Responding to the need to make food production systems more sustainable:

  1. Sustainable intensification: although intensive legume production is limited in Europe, Canada offers an example of breeding programmes and high-tech farming operations that enabled legumes to be produced at scale and exported.
  2. Agroecology: advocates argue that legumes are a crucial part of organic or stock-free farming systems, through their use in crop rotations, intercropping and no-till systems.
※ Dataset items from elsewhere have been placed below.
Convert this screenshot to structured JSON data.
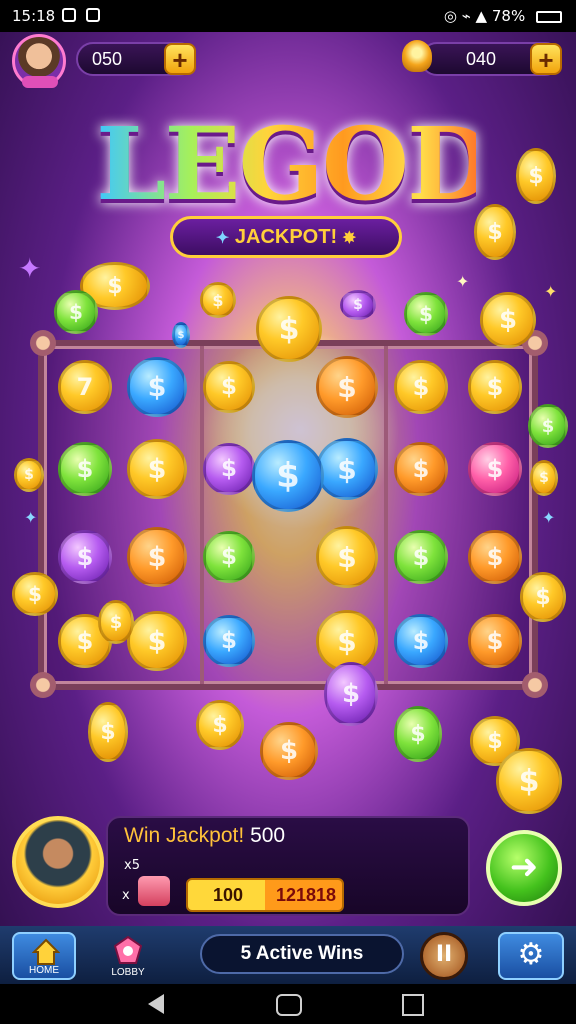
{
  "status_bar": {
    "time": "15:18",
    "battery": "78%"
  },
  "top_bar": {
    "avatar_tag": "",
    "coins_value": "050",
    "gems_value": "040",
    "plus_label": "+"
  },
  "logo": {
    "title": "LEGOD",
    "subtitle": "JACKPOT!"
  },
  "board": {
    "coins": [
      {
        "color": "gold",
        "symbol": "7"
      },
      {
        "color": "blue",
        "symbol": "$"
      },
      {
        "color": "gold",
        "symbol": "$"
      },
      {
        "color": "orange",
        "symbol": "$"
      },
      {
        "color": "gold",
        "symbol": "$"
      },
      {
        "color": "gold",
        "symbol": "$"
      },
      {
        "color": "green",
        "symbol": "$"
      },
      {
        "color": "gold",
        "symbol": "$"
      },
      {
        "color": "purple",
        "symbol": "$"
      },
      {
        "color": "blue",
        "symbol": "$"
      },
      {
        "color": "orange",
        "symbol": "$"
      },
      {
        "color": "pink",
        "symbol": "$"
      },
      {
        "color": "purple",
        "symbol": "$"
      },
      {
        "color": "orange",
        "symbol": "$"
      },
      {
        "color": "green",
        "symbol": "$"
      },
      {
        "color": "gold",
        "symbol": "$"
      },
      {
        "color": "green",
        "symbol": "$"
      },
      {
        "color": "orange",
        "symbol": "$"
      },
      {
        "color": "gold",
        "symbol": "$"
      },
      {
        "color": "gold",
        "symbol": "$"
      },
      {
        "color": "blue",
        "symbol": "$"
      },
      {
        "color": "gold",
        "symbol": "$"
      },
      {
        "color": "blue",
        "symbol": "$"
      },
      {
        "color": "orange",
        "symbol": "$"
      }
    ]
  },
  "win_panel": {
    "title_a": "Win Jackpot!",
    "title_b": "500",
    "multiplier": "x5",
    "small_x": "x",
    "amount_left": "100",
    "amount_right": "121818"
  },
  "play_button": {
    "label": "➜"
  },
  "bottom_bar": {
    "home_label": "HOME",
    "shop_label": "LOBBY",
    "info_text": "5 Active Wins",
    "pause_label": "II",
    "settings_icon": "⚙"
  },
  "colors": {
    "accent": "#ffc23a",
    "bg": "#5b1f86",
    "button_green": "#44c21d"
  }
}
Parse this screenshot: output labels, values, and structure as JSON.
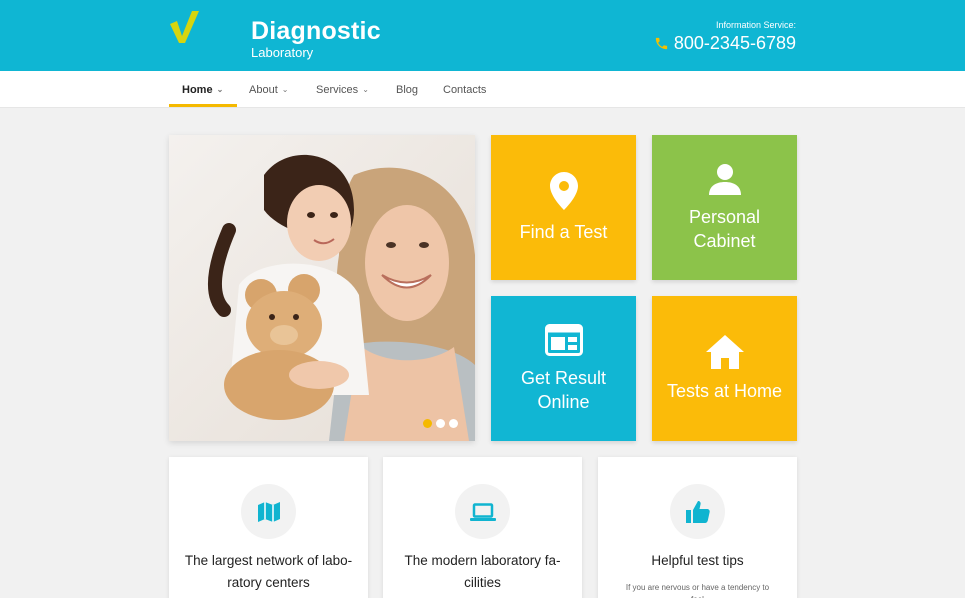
{
  "header": {
    "brand_title": "Diagnostic",
    "brand_subtitle": "Laboratory",
    "info_label": "Information Service:",
    "phone": "800-2345-6789",
    "accent_color": "#0fb6d3"
  },
  "nav": {
    "items": [
      {
        "label": "Home",
        "dropdown": true,
        "active": true
      },
      {
        "label": "About",
        "dropdown": true
      },
      {
        "label": "Services",
        "dropdown": true
      },
      {
        "label": "Blog",
        "dropdown": false
      },
      {
        "label": "Contacts",
        "dropdown": false
      }
    ]
  },
  "slider": {
    "dots": 3,
    "active_dot": 1
  },
  "tiles": [
    {
      "label": "Find a Test",
      "icon": "map-pin-icon",
      "color": "#fbbb09"
    },
    {
      "label": "Personal Cabinet",
      "icon": "user-icon",
      "color": "#8cc34a"
    },
    {
      "label": "Get Result Online",
      "icon": "browser-window-icon",
      "color": "#11b6d3"
    },
    {
      "label": "Tests at Home",
      "icon": "home-icon",
      "color": "#fbbb09"
    }
  ],
  "features": [
    {
      "title": "The largest network of labo-ratory centers",
      "icon": "map-icon"
    },
    {
      "title": "The modern laboratory fa-cilities",
      "icon": "laptop-icon"
    },
    {
      "title": "Helpful test tips",
      "icon": "thumbs-up-icon",
      "text": "If you are nervous or have a tendency to feel"
    }
  ]
}
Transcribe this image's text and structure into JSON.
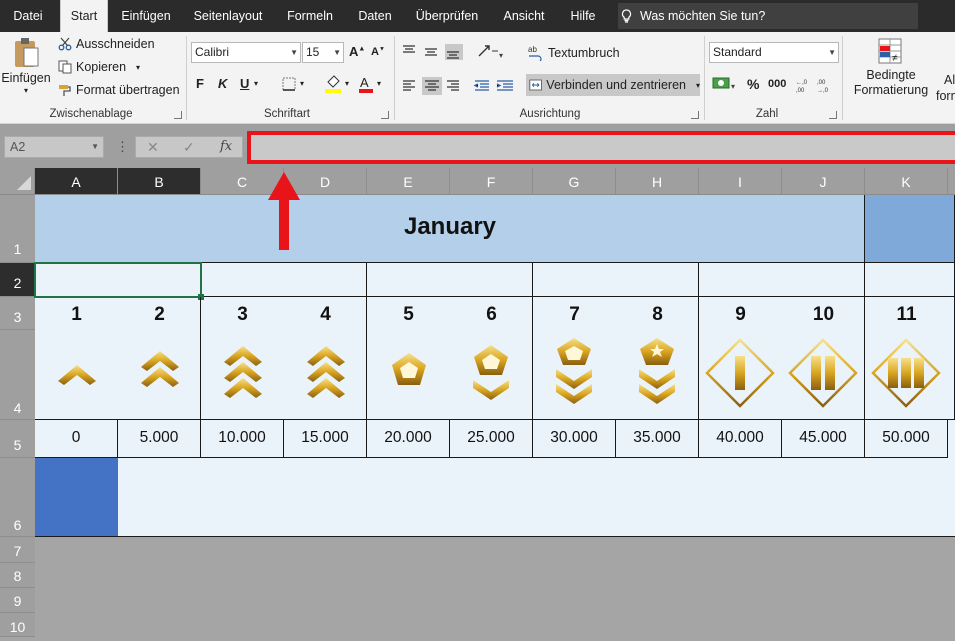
{
  "menu": {
    "tabs": [
      "Datei",
      "Start",
      "Einfügen",
      "Seitenlayout",
      "Formeln",
      "Daten",
      "Überprüfen",
      "Ansicht",
      "Hilfe"
    ],
    "active": "Start",
    "tellme": "Was möchten Sie tun?"
  },
  "ribbon": {
    "clipboard": {
      "paste": "Einfügen",
      "cut": "Ausschneiden",
      "copy": "Kopieren",
      "format_painter": "Format übertragen",
      "label": "Zwischenablage"
    },
    "font": {
      "name": "Calibri",
      "size": "15",
      "bold": "F",
      "italic": "K",
      "underline": "U",
      "label": "Schriftart"
    },
    "alignment": {
      "wrap": "Textumbruch",
      "merge": "Verbinden und zentrieren",
      "label": "Ausrichtung"
    },
    "number": {
      "format": "Standard",
      "percent": "%",
      "thousands": "000",
      "label": "Zahl"
    },
    "styles": {
      "conditional_line1": "Bedingte",
      "conditional_line2": "Formatierung",
      "next_line1": "Al",
      "next_line2": "forn"
    }
  },
  "formula_bar": {
    "name_box": "A2",
    "fx": "fx",
    "cancel": "✕",
    "enter": "✓",
    "content": ""
  },
  "columns": [
    "A",
    "B",
    "C",
    "D",
    "E",
    "F",
    "G",
    "H",
    "I",
    "J",
    "K"
  ],
  "rows": [
    "1",
    "2",
    "3",
    "4",
    "5",
    "6",
    "7",
    "8",
    "9",
    "10"
  ],
  "sheet": {
    "title": "January",
    "levels": [
      "1",
      "2",
      "3",
      "4",
      "5",
      "6",
      "7",
      "8",
      "9",
      "10",
      "11"
    ],
    "values": [
      "0",
      "5.000",
      "10.000",
      "15.000",
      "20.000",
      "25.000",
      "30.000",
      "35.000",
      "40.000",
      "45.000",
      "50.000"
    ]
  },
  "colors": {
    "header_fill": "#b4cfe9",
    "light_fill": "#ebf3fa",
    "blue_fill": "#4472c4",
    "highlight": "#e8141a",
    "gold": "#d9a520"
  }
}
The three areas of consensus the paper identifies are:

  1. Legumes’ ability to fix nitrogen can help reduce reliance on synthetic fertilisers.
  2. Legumes have desirable nutritional properties including high levels of overall protein and of the amino acid lysine (which is otherwise difficult to find in a plant-based diet).
  3. The long history of legumes in Europe for food, feed and fertilisation helps to make them socially acceptable.

 

Abstract

With the intensification of agriculture, the simplification of crop rotations, and the rise in demand for meat, dairy and cereal products, legume production and consumption are at an historic low in Europe. But as the environmental consequences of agriculture (biodiversity loss, high greenhouse gas emissions, water pollution) and the health outcomes of modern diets (heart disease, cancer, diabetes, obesity) become better known, so great and varied hopes are being expressed about the future role of legumes in the food system. This paper catalogues and scrutinises these hopes, mapping the promissory narratives now orbiting around legumes. It identifies six food futures, each of which is made possible through the greater use of legumes in various production, processing, marketing and consumption contexts. These promissory narratives are theorised as contrasting responses to three major areas of contestation in the food systems literature. Namely i) the sustainability of livestock management, ii) the role of technology in different visions of the ‘good diet’, and iii) the merits of different models for how to make agricultural management more sustainable. It identifies the promiscuity of legumes – in terms of the range of food futures they permit – before distilling three points of consensus amongst advocates of the potential of legumes. These points of consensus relate to their nitrogen fixing capacity, their high protein content, and their long-standing historical role in the context of European food and farming. This map of legume dreams serves to guide deliberations amongst researchers, policymakers and industry stakeholders about the futures of plant-based food in Europe.

 

Reference

Cusworth, G., Garnett, T. and Lorimer, J., 2021. Legume dreams: The contested futures of sustainable plant-based food systems in Europe. Global Environmental Change, 69, p.102321.